3 Steps to a Successful Performance Review

3 Steps to a Successful Performance Review

 A performance review is one of those events that everyone tends to dread – not just employees, but managers too.  It’s so hard to know how to perform a successful performance review -one where the employee leaves motivated and encouraged to become the best asset possible for the organization.

But I have a simple, easy to remember, 3 step process for a successful performance review that I remember whenever this time of year rolls around.


  • Assess.
  • Challenge.
  • Support.

A.C.S. is a guideline for staff performance reviews.  It works for the routine performance review, as well as, the course correcting ones or more bluntly, the something better change or else performance review.

Before we begin, I should step back and remind you that a successful performance review is a joint effort between the supervisor and the employee.  The best reviews actually have the employee talking MORE than the supervisor.

3 steps to a successful performance review

Step 1: Assess

This is the step of the performance review where you assess the situation.  It is your responsibility to be clear and honest with  your feedback.  It is not where you tear the employee apart (try to keep a 4 to 1 ratio of positives to negatives), but it is necessary to make sure the person’s current reality (strength’s and weaknesses usually or a summary of the event or issue) has been clearly conveyed.

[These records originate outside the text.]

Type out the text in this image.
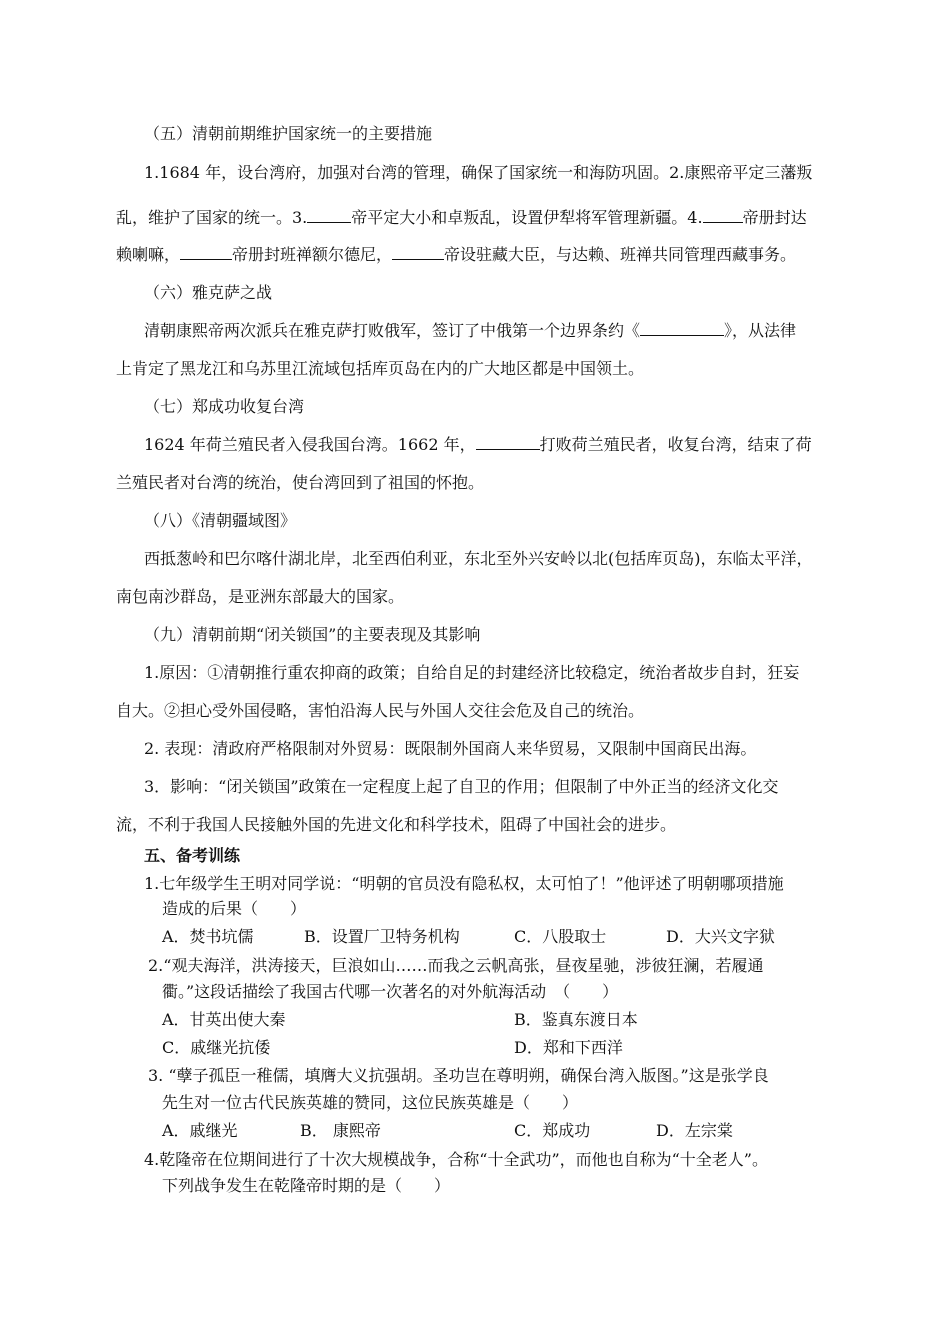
（五）清朝前期维护国家统一的主要措施
1.1684 年，设台湾府，加强对台湾的管理，确保了国家统一和海防巩固。2.康熙帝平定三藩叛
乱，维护了国家的统一。3.	帝平定大小和卓叛乱，设置伊犁将军管理新疆。4.	帝册封达
赖喇嘛，	帝册封班禅额尔德尼，	帝设驻藏大臣，与达赖、班禅共同管理西藏事务。
（六）雅克萨之战
清朝康熙帝两次派兵在雅克萨打败俄军，签订了中俄第一个边界条约《	》，从法律
上肯定了黑龙江和乌苏里江流域包括库页岛在内的广大地区都是中国领土。
（七）郑成功收复台湾
1624 年荷兰殖民者入侵我国台湾。1662 年，	打败荷兰殖民者，收复台湾，结束了荷
兰殖民者对台湾的统治，使台湾回到了祖国的怀抱。
（八）《清朝疆域图》
西抵葱岭和巴尔喀什湖北岸，北至西伯利亚，东北至外兴安岭以北(包括库页岛)，东临太平洋，
南包南沙群岛，是亚洲东部最大的国家。
（九）清朝前期“闭关锁国”的主要表现及其影响
1.原因：①清朝推行重农抑商的政策；自给自足的封建经济比较稳定，统治者故步自封，狂妄
自大。②担心受外国侵略，害怕沿海人民与外国人交往会危及自己的统治。
2. 表现：清政府严格限制对外贸易：既限制外国商人来华贸易，又限制中国商民出海。
3．影响：“闭关锁国”政策在一定程度上起了自卫的作用；但限制了中外正当的经济文化交
流，不利于我国人民接触外国的先进文化和科学技术，阻碍了中国社会的进步。
五、备考训练
1.七年级学生王明对同学说：“明朝的官员没有隐私权，太可怕了！”他评述了明朝哪项措施
造成的后果（　　）
A．焚书坑儒	B．设置厂卫特务机构	C．八股取士	D．大兴文字狱
2.“观夫海洋，洪涛接天，巨浪如山……而我之云帆高张，昼夜星驰，涉彼狂澜，若履通
衢。”这段话描绘了我国古代哪一次著名的对外航海活动　（　　）
A．甘英出使大秦	B．鉴真东渡日本
C．戚继光抗倭	D．郑和下西洋
3. “孽子孤臣一稚儒，填膺大义抗强胡。圣功岂在尊明朔，确保台湾入版图。”这是张学良
先生对一位古代民族英雄的赞同，这位民族英雄是（　　）
A．戚继光	B． 康熙帝	C．郑成功	D．左宗棠
4.乾隆帝在位期间进行了十次大规模战争，合称“十全武功”，而他也自称为“十全老人”。
下列战争发生在乾隆帝时期的是（　　）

Unfortunately this is where many a performance review stops.  But this is just the tip of the iceberg to be a truly successful leader.  The next two steps are crucial for staff development and therefore a successful performance review.

Step 2:  Challenge

This part of the performance review is when you challenge the person to stretch themselves.  As a good leader, it is your responsibility to encourage each person to reach their full potential, not just tread water.  Yes, you want them to keep their job, but you also want them to be able to grow and gain the skills necessary to become the best asset possible for your organization.   You want to optimize their strengths to benefit both the staff and the company for a win-win.

This is when you outline what steps or improvements the employee needs to reach in order to achieve their goal.  It’s the part of the performance review where you motivate them to set short and long term goals and help them identify a path for success.

Step 3:  Support

This step of the performance review is fairly simple really – just say:

“What do you need from me?  How can I help?”

And then listen to what they say and do it. That’s the tricky part.  You have to follow through with your end of the bargain too.  Sometimes that means sending staff to training, sometimes it means giving them an opportunity, sometimes it means flex time or even moving to another department.  And of course sometimes it’s out of your hands.

Don’t hesitate to guide the employee toward achievable goals, but balance it with having their buy in.  Buy in is essential for success and implementing the plan you develop together.

Performance Review Example Using ACS


Sally Staffer’s review – Sally, you’ve been here for 3 months now.  How do you think it’s been going?  Often the employee is more critical of themselves than anyone else.  More often than not they are also aware of their weaknesses or performance issues.  Asking them first can be enlightening. 

You’ve done a great job over the past 3 months learning our procedures and taking responsibility for organizing the break room.  Your attitude has been positive and you have been very reliable.  You seem to have an aptitude for organization and coffee making.  That can be enough.  It is not necessary to have a negative. If you do have an area with room for improvement – mention it!  It is your responsibility to let them know.

You seem to struggle with keeping the kitchen stocked with tea.


Sally, where do you see yourself this time next year?  5 years? What goals do you want to accomplish? Again, asking their input is invaluable insight.

With your aptitude for organization I’d love to see you work toward a file clerk position, but I’m afraid your inability to keep the tea stocked may hold you back from reaching that goal.  How do you suggest we improve your tea stocking skills?


I hear you Sally that you’d like the opportunity to screen new tea vendors and try out a new one, but unfortunately we just ordered our annual supply of tea so that opportunity won’t be available for quite a while.  What other ways could we tackle this?

What are some other key elements to a successful performance review that you’ve learned in your career?